Cette biographie sera simple, comme la vie de celui qui en est l’objet. Simple mais point banale et elle peut être une utile leçon de loyauté et de courage.
Yvetot, déjà plusieurs fois condamné et qui, à peine âgé d’une quarantaine d’années, possède un passé de militant, est né à Paris, dans la caserne des Minimes.
Il est le fils d’un gendarme. Son père, issu d’un brave gars de Normandie servit d’abord dans la garde impériale, puis, son temps fini, ne voulut pas revenir chez lui travailler la terre au profit des autres. Il refusa également de continuer des études commencées pour la prêtrise ; il se maria, entra dans la gendarmerie et devint bientôt le père de deux enfants : une fille qui mourut dans un couvent en 1887 et un garçon qui devait devenir un terrible révolutionnaire.
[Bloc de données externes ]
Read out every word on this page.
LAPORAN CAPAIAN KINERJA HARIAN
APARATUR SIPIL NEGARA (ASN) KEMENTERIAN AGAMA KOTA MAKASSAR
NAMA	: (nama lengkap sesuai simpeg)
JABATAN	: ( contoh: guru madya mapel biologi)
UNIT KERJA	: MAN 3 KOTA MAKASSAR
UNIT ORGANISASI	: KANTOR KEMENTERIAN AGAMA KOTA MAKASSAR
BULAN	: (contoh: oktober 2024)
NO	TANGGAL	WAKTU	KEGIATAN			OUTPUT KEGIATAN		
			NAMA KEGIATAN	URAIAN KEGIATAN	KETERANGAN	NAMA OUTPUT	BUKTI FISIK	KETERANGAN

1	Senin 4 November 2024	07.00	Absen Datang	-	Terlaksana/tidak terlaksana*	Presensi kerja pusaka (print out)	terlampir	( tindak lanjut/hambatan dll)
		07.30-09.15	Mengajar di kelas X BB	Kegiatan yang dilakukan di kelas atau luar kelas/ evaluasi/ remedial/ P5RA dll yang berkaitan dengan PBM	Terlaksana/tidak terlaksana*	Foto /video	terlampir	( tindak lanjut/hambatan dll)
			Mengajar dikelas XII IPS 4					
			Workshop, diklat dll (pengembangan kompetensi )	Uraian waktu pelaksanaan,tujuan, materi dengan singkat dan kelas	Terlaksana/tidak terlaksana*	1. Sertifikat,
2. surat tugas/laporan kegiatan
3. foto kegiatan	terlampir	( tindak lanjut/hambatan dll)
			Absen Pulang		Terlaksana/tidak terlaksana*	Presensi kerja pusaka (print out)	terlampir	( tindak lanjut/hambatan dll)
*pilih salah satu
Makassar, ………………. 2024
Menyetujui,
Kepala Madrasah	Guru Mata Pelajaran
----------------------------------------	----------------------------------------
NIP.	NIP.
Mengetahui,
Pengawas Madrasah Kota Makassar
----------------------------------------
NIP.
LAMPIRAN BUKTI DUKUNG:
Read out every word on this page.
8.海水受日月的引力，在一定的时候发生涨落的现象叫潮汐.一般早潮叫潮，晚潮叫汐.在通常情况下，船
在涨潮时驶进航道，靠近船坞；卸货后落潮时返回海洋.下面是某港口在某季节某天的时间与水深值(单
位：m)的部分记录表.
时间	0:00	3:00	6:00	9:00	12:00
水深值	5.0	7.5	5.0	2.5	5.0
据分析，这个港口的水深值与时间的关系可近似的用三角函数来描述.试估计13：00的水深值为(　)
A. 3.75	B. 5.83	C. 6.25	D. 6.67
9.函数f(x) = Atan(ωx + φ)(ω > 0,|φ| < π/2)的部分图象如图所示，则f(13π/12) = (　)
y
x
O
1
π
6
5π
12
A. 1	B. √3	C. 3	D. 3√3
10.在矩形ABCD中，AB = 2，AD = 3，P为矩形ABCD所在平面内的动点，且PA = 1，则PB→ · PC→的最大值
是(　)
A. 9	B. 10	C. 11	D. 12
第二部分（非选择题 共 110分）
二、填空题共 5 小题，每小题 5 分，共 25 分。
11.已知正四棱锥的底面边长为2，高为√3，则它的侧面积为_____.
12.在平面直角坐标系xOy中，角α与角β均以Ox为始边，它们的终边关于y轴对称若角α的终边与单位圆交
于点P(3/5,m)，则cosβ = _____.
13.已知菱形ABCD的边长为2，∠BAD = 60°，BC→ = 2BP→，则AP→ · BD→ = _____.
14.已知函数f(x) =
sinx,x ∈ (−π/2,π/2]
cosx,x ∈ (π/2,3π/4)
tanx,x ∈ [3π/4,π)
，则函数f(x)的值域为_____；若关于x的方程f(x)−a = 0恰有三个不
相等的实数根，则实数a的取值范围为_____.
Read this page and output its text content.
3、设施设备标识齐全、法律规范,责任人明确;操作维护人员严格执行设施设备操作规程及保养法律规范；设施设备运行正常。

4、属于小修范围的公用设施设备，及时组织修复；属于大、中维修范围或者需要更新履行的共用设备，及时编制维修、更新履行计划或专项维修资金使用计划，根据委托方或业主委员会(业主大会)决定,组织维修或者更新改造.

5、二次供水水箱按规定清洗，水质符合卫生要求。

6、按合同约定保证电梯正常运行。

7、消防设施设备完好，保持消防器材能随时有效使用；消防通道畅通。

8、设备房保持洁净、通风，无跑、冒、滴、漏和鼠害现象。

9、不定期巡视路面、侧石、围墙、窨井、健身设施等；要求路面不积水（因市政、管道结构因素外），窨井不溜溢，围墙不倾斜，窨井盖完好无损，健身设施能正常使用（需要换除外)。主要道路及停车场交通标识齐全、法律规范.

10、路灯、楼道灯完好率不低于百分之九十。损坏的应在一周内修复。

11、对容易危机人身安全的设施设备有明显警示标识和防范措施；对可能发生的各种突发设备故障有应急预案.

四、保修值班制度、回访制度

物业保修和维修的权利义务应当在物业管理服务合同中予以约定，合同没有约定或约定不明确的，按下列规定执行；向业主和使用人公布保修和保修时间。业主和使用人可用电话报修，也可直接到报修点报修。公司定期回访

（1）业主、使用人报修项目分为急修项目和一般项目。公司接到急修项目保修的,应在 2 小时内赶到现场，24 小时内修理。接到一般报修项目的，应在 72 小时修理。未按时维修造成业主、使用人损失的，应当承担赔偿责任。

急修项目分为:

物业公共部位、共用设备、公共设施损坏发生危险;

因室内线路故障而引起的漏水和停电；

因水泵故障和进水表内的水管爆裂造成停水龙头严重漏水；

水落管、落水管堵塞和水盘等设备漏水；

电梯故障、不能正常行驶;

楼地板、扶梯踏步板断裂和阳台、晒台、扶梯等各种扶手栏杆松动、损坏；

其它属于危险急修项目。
Georges Yvetot a donc grandi dans un milieu clérical et militariste. A la vérité, son père n’était pas un gendarme sans pitié, à cheval sur les principes ; il était plutôt remarquable par son manque de zèle. A sept ans, Yvetot perdit sa mère. A douze ans, il perdit son père qui mourut le jour même où il devait prendre sa retraite. L’orphelin se trouva en face d’une belle-mère (son père s’était remarié) qui ne demandait qu’à se débarrasser de lui. Déjà il avait été renvoyé de l’école des frères où on l’avait placé, à cause de son insupportable conduite. C’était un batailleur, un rouspéteur dont on voulait faire un enfant de troupe et qui aurait pu devenir un militaire. On se contenta de le placer à Auteuil, à l’orphelinat de l’abbé Roussel où il payait lui-même sa pension avec la retraite de son père.
C’est là que le jeune Yvetot apprit, de 1880 à 1887, le métier de typo. Il a gardé un excellent souvenir de son passage à l’Orphelinat d’Auteuil et, volontiers, il déclare que les Jésuites qui le gardaient enfant ne sont pas sensiblement différents des Jésuites de toutes nuances qu’il a connus, homme.